I’m happy for you personally Mike: you lead a charmed life and apparently are a miracle worker:
> I am retired and spending no money
My financial advisor keeps telling me I’m going to need 2X my current salary in retirement just to keep up with hyper-inflated property tax, eggs, and adult diapers–property tax burden is becoming a key weight for where to retire for me. And Obamacare, what a heap of expensive, poorly thought-out, compromised, passive-aggressive, and partially-socialized medicine–all to pay for a doctor who can’t or won’t help me. I’ll take free crappy Medicare, thank you, when I’m 65. I guess I’m misinformed, but I thought you had to drain your assets before getting on Medicaid, maybe that is just for a nursing home.
> My friend’s super rich retired father could not get a credit card because he has little actual income.
He probably is super rich because he didn’t have a credit card, circularly. Maybe it will stop raining this week, and I can go back to working outside instead of reading horror-stories like this on the Internet. 🕸️🕷️🎃👻
Phil (he asked completely innocently and scratching his head) I keep hearing Democratic messaging that immigrants aren’t receiving food stamps (nearly impossible to defraud that way) and most of the citizens who are on Oh SNAP! are employed–surely they wouldn’t mislead us middle-class chumps?

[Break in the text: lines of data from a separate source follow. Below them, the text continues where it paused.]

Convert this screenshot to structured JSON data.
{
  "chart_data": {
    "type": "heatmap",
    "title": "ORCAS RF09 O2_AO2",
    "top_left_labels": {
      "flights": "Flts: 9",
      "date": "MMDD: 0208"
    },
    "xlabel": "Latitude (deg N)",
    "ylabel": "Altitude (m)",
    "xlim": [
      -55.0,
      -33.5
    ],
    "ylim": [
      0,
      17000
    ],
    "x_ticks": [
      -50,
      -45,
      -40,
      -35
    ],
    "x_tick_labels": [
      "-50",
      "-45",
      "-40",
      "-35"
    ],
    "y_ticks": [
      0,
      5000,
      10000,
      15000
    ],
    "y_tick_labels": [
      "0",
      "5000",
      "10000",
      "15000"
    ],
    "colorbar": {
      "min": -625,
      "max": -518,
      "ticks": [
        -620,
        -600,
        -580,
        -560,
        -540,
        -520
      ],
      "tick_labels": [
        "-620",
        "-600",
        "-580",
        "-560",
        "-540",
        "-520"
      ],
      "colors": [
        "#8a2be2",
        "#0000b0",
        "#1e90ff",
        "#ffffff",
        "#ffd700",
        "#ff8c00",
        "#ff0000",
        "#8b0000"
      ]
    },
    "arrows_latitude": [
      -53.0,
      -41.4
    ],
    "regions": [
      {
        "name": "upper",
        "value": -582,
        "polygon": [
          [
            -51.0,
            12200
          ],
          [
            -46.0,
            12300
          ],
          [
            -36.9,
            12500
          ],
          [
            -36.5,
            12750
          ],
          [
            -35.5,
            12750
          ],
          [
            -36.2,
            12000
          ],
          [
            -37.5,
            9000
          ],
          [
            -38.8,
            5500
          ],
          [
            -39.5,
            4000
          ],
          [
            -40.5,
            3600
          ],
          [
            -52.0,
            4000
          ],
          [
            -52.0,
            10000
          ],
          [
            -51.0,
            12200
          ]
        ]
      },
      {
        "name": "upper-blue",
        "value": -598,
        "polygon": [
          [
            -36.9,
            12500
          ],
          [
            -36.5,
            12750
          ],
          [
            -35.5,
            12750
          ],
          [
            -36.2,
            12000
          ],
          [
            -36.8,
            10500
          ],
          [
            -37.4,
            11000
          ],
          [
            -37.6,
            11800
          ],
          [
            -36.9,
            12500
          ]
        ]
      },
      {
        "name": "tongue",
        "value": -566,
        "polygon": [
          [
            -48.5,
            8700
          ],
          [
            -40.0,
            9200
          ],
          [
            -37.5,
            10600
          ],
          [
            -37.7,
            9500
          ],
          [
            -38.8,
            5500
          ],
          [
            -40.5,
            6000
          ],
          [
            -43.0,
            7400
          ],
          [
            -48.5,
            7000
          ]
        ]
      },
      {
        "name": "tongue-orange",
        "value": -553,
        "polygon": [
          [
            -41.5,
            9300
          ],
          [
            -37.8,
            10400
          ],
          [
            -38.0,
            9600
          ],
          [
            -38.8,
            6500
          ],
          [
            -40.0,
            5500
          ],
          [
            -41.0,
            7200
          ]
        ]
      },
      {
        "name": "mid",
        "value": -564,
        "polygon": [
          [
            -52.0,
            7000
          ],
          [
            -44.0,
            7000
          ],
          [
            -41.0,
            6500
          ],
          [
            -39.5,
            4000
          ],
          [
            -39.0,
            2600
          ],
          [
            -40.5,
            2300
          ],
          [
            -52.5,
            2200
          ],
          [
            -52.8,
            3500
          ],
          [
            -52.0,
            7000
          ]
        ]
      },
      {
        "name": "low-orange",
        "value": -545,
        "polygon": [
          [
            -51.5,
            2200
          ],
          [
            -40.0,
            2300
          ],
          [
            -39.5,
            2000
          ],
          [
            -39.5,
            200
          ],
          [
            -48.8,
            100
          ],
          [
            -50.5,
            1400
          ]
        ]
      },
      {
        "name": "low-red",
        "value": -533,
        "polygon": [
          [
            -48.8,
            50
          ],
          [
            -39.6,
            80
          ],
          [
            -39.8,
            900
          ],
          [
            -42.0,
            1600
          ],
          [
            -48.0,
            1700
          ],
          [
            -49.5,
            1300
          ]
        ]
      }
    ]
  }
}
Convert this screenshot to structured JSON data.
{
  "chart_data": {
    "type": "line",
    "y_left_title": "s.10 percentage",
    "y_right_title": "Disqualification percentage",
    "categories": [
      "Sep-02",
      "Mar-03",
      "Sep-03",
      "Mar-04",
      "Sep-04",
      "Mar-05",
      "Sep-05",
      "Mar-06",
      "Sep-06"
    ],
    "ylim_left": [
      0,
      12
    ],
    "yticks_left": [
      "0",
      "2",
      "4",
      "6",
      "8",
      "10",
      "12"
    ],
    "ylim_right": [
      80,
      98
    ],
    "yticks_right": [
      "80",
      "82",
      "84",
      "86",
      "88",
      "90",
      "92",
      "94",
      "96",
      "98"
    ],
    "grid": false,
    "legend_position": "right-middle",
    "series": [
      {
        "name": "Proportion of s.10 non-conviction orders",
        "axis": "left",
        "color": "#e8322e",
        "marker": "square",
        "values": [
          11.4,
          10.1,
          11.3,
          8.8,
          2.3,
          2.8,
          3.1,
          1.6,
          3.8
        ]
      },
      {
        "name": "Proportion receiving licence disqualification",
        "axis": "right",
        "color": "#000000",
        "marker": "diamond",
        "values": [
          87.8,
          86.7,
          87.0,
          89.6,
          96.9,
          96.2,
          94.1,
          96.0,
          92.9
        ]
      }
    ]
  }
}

I heard that very message on The Formerly Government Subsidized NPR just today. Eagerly awaiting insight.
But, nah, I’m really wondering why the neo-liberals were in such a hurry to offshore my highly paid tech job in the mid-90s. Nobody was interested in my innovative on-shore chip ideas during the Biden administration which promised an onshore chip renaissance (ditto Obama/manufacturing). Don’t my taxes from higher income pay for their Machiavellian schemes, and don’t they want me (chump #1) to succeed? Curiouser and curiouser. We do seem to be living in a live production of “Alice in Wonderland”. 🕳️🐇 It could be worse, though, I could have been stuck in Jamaica today.
Phil, I’m often a bit slow on the uptake, but your post here has me really baffled as to why this situation has developed (17 to 42!). Hoping you could apply your advanced degrees and learnings from MIT to explain it to me in a way my simple mind can grasp?